じつは仮想通貨を盗まれた場合、警察に届け出ても被害届を受理してくれない可能性があります!


大事な仮想通貨は自らの手で守りましょう!


『仮想通貨が盗まれる』


このフレーズ、仮想通貨に投資してる方なら考えただけでも背筋が寒くなりますね

実際、不正アクセスなどで取引所に預けていた仮想通貨がすべてが盗難に遭ってしまった、という事例は別にめずらしいものでもなくなってしまいました


通常、何か自分のモノを盗まれれば、警察に被害届を出して捜査してもらう、というのが一般的な考え方ですよね。

ところが盗まれたものが仮想通貨になったとたん、被害届を出そうにもなかなか事が運んでくれない、なんてことがあるようです。


・・・なんで??


そこで、ネットで見つけた事例を簡単に紹介させてもらいます。

以下は、『日刊SPA!』で記事を連載されてる出野達也さんの『お金0.0 ビットコイン盗まレーター日記』で、実際に仮想通貨の盗難に遭い、警察との対応で苦慮されたご自身の体験談を簡単に紹介させていただきます!


この記事自体めちゃくちゃおもしろいのですが、残念ながら私にそれを余すところなく伝えられる力がないので、ぜひ元記事を読んでください!!

『日刊SPA! お金0.0 ビットコイン盗まレーター日記』
お金0.0日刊SPA!

110番にかけても埒が明かない?!

『お金0.0 ビットコイン盗まレーター日記』によると、出野さんはモナコイン(当時50円程度)に7万円ほど投資し、ある日それが6倍にも増えていたことに気づきました。

これに活路を見出した出野さんは、さっそく家族や友人からお金を借りて300万円の資金を調達し、複数の仮想通貨に投入。

わずか2カ月で1000万円を超えるほど資産を増やすことに成功しました。


ところがある日、その資産すべてを不正アクセスによって盗まれてしまいました


保有していた仮想通貨をすべて日本円に換金され、さらにビットコインに換えた挙句どこかに振り込まれていくさまを、ただスマホの画面上で見ることしかできなかった出野さん。

当然、我に返った出野さんはすぐさま110番通報しました。


なかなか話を理解してもらえず、まず仮想通貨とは何かという話から始まり、それが盗まれたことまで説明するも、電話口での対応によると「被害届は出せない」


というのも、取引所に預けていたコインが盗まれたので、直接的な被害を受けたのはその取引所(Zaifだったそうです)。

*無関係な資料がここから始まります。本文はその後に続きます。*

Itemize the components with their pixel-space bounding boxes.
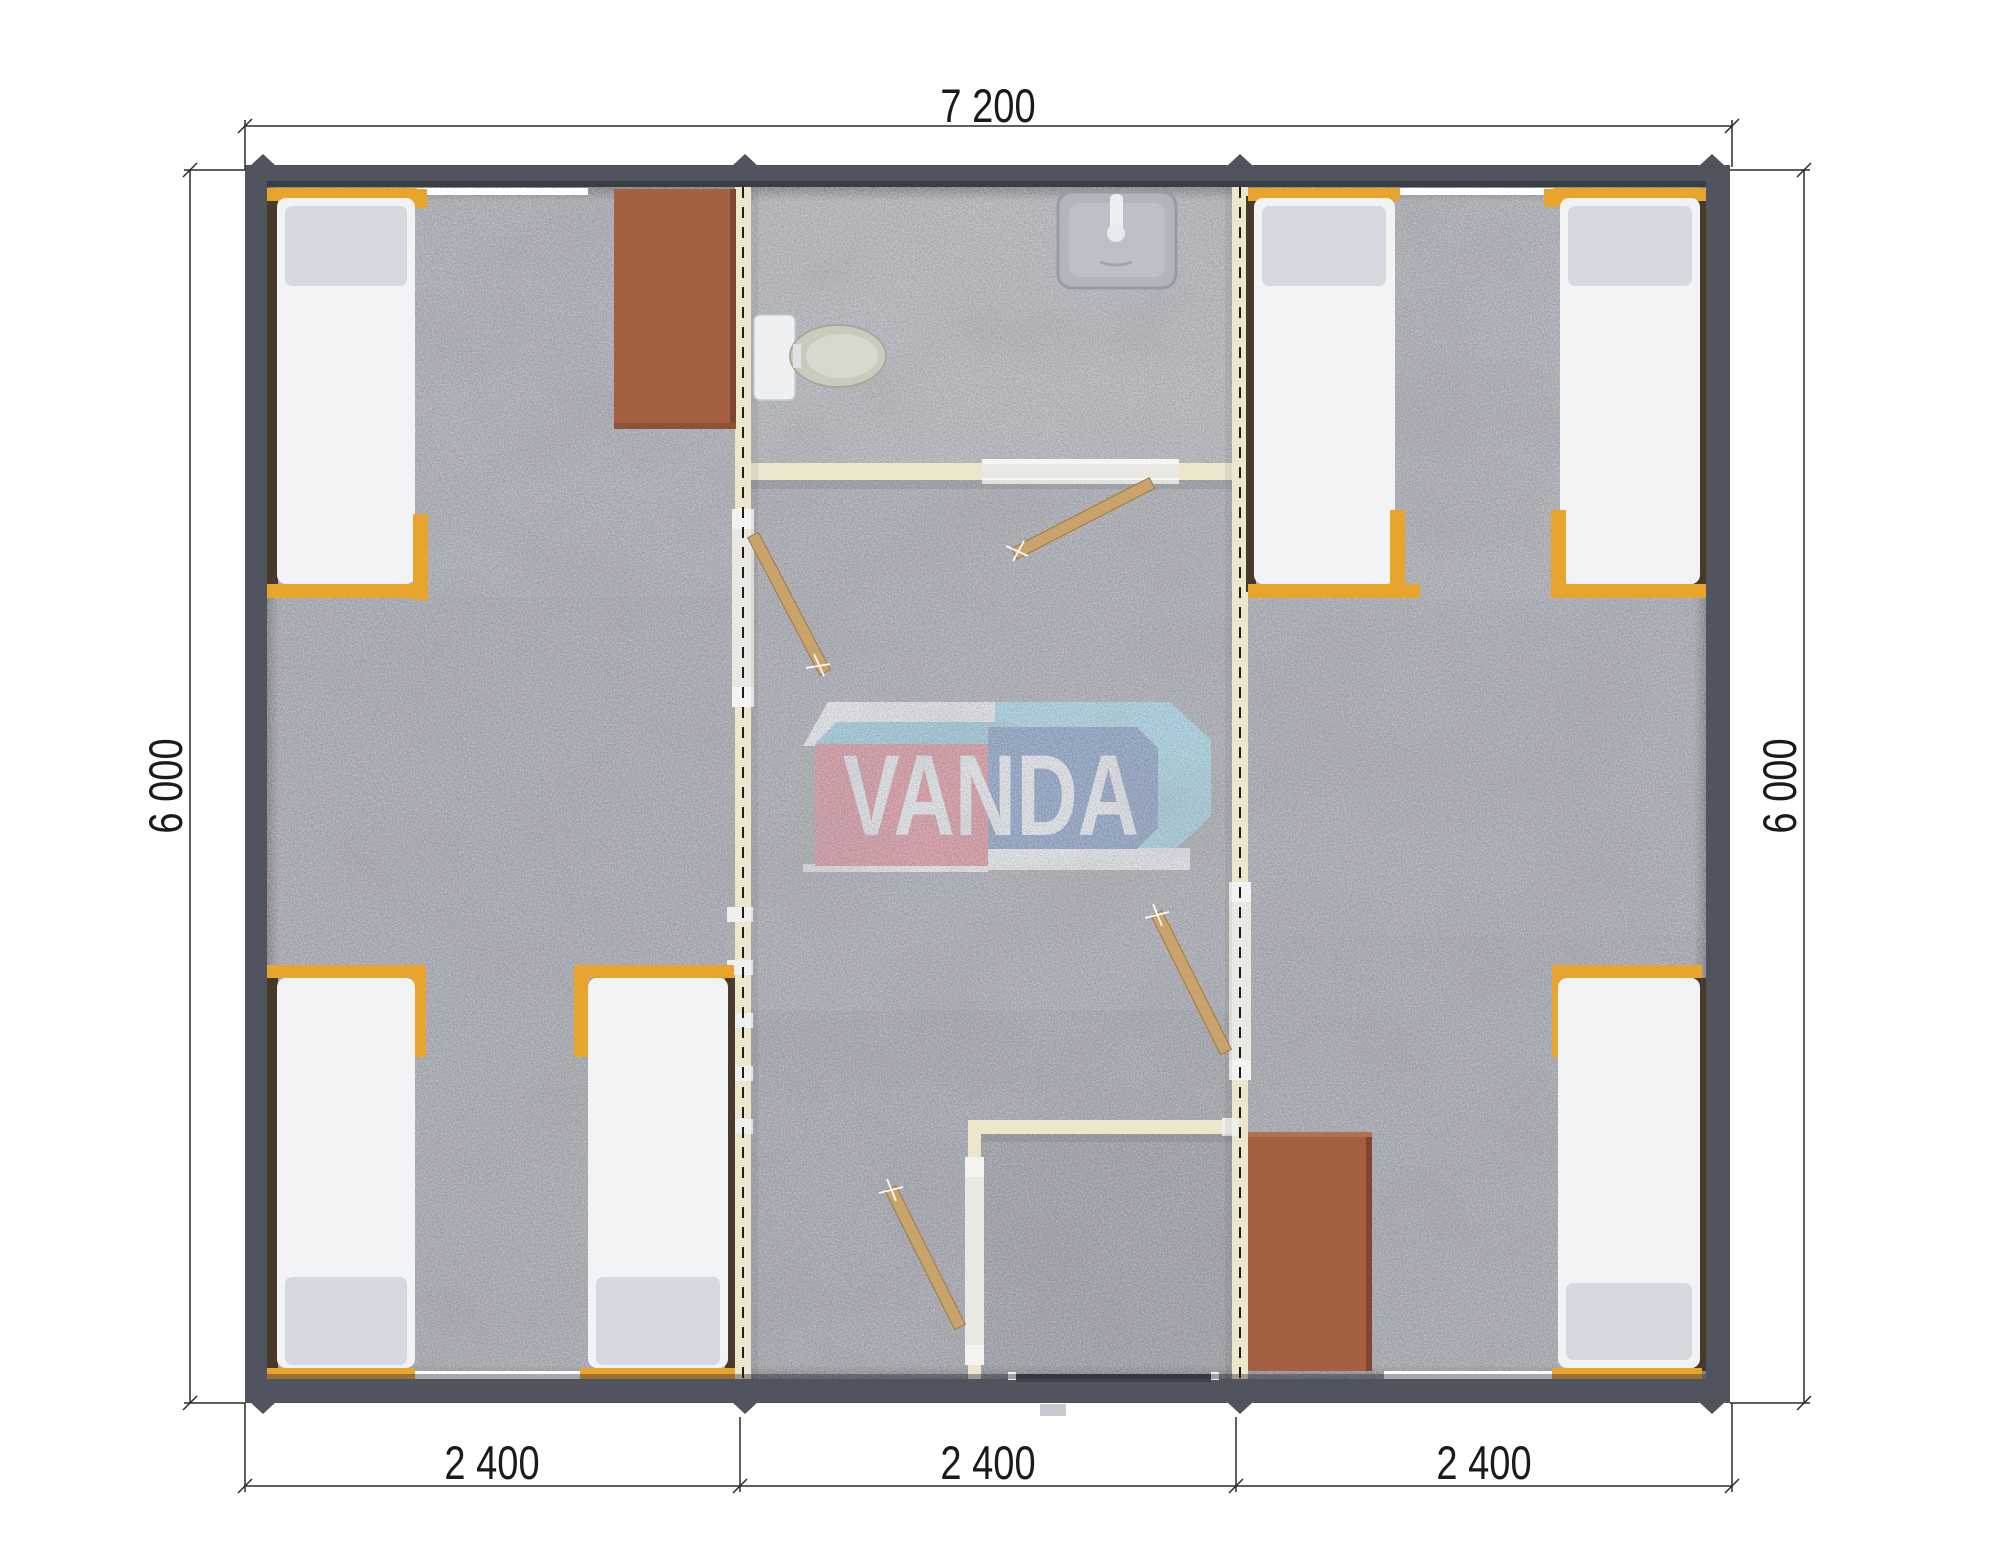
svg-text:2 400: 2 400 (940, 1437, 1035, 1490)
svg-text:6 000: 6 000 (1754, 738, 1807, 833)
svg-text:2 400: 2 400 (1436, 1437, 1531, 1490)
svg-text:2 400: 2 400 (444, 1437, 539, 1490)
svg-text:6 000: 6 000 (140, 738, 193, 833)
svg-text:7 200: 7 200 (940, 80, 1035, 133)
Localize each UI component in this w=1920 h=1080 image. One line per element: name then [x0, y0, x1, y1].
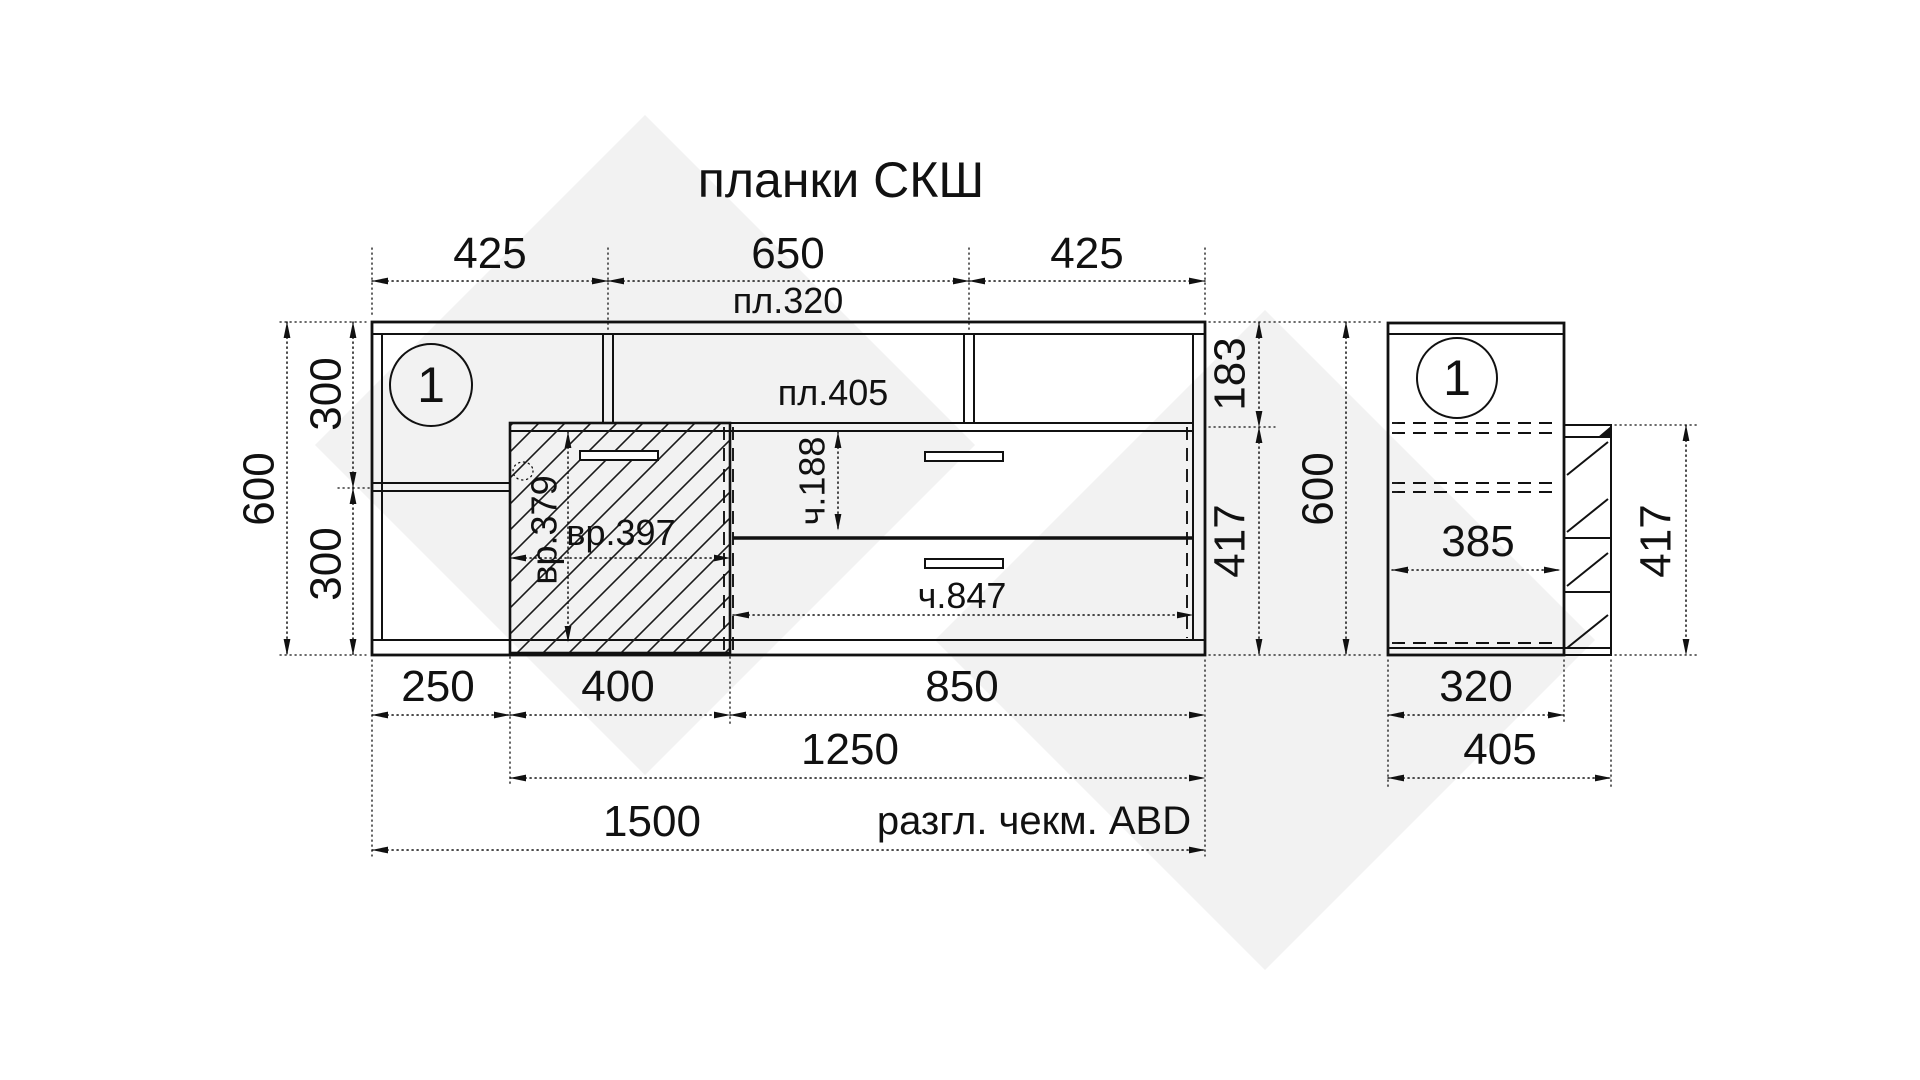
blueprint-page: планки СКШ 1	[0, 0, 1920, 1080]
side-strip-hatch-2	[1567, 499, 1608, 532]
label-shelf: пл.405	[778, 372, 889, 413]
dim-label-250: 250	[401, 662, 474, 711]
dim-label-1250: 1250	[801, 725, 899, 774]
label-door-height: вр.379	[524, 475, 565, 584]
drawing-title: планки СКШ	[698, 152, 984, 208]
dim-label-side-417: 417	[1632, 504, 1681, 577]
drawer2-handle	[925, 559, 1003, 568]
side-strip-wedge	[1598, 426, 1611, 437]
dim-label-320: 320	[1439, 662, 1512, 711]
dim-label-425-left: 425	[453, 229, 526, 278]
dim-label-600-middle: 600	[1294, 452, 1343, 525]
side-strip-hatch-3	[1567, 553, 1608, 586]
dim-label-300-lower: 300	[302, 527, 351, 600]
dim-label-300-upper: 300	[302, 357, 351, 430]
blueprint-drawing: планки СКШ 1	[0, 0, 1920, 1080]
label-drawer-width: ч.847	[918, 575, 1007, 616]
label-note: разгл. чекм. ABD	[877, 799, 1191, 843]
dim-label-425-right: 425	[1050, 229, 1123, 278]
dim-label-417: 417	[1206, 504, 1255, 577]
dim-label-400: 400	[581, 662, 654, 711]
drawer1-handle	[925, 452, 1003, 461]
dim-label-left-600: 600	[235, 452, 284, 525]
dim-label-650: 650	[751, 229, 824, 278]
side-strip-hatch-1	[1567, 442, 1608, 475]
dim-label-405: 405	[1463, 725, 1536, 774]
dim-label-183: 183	[1206, 337, 1255, 410]
dim-label-385: 385	[1441, 517, 1514, 566]
label-door-width: вр.397	[566, 512, 675, 553]
door-handle	[580, 451, 658, 460]
label-drawer-height: ч.188	[792, 437, 833, 526]
dim-label-1500: 1500	[603, 797, 701, 846]
dim-label-850: 850	[925, 662, 998, 711]
side-marker-number: 1	[1443, 350, 1471, 406]
label-top-panel: пл.320	[733, 280, 844, 321]
front-marker-number: 1	[417, 357, 445, 413]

出野さんは盗難被害に遭ったにもかかわらず、参考人という立場になるとのことだそうです。


つまり、被害届を出す権利があるのは取引所なので、まずは取引所に被害届を出すように説得しなければならなかったというのです。

しかし、取引所とコンタクトをとってもなかなか返事が来ない状況だったそうです。


ほかに方法がないかと尋ねる出野さんに、「あとは弁護士の人に相談するしかない」という警察の回答。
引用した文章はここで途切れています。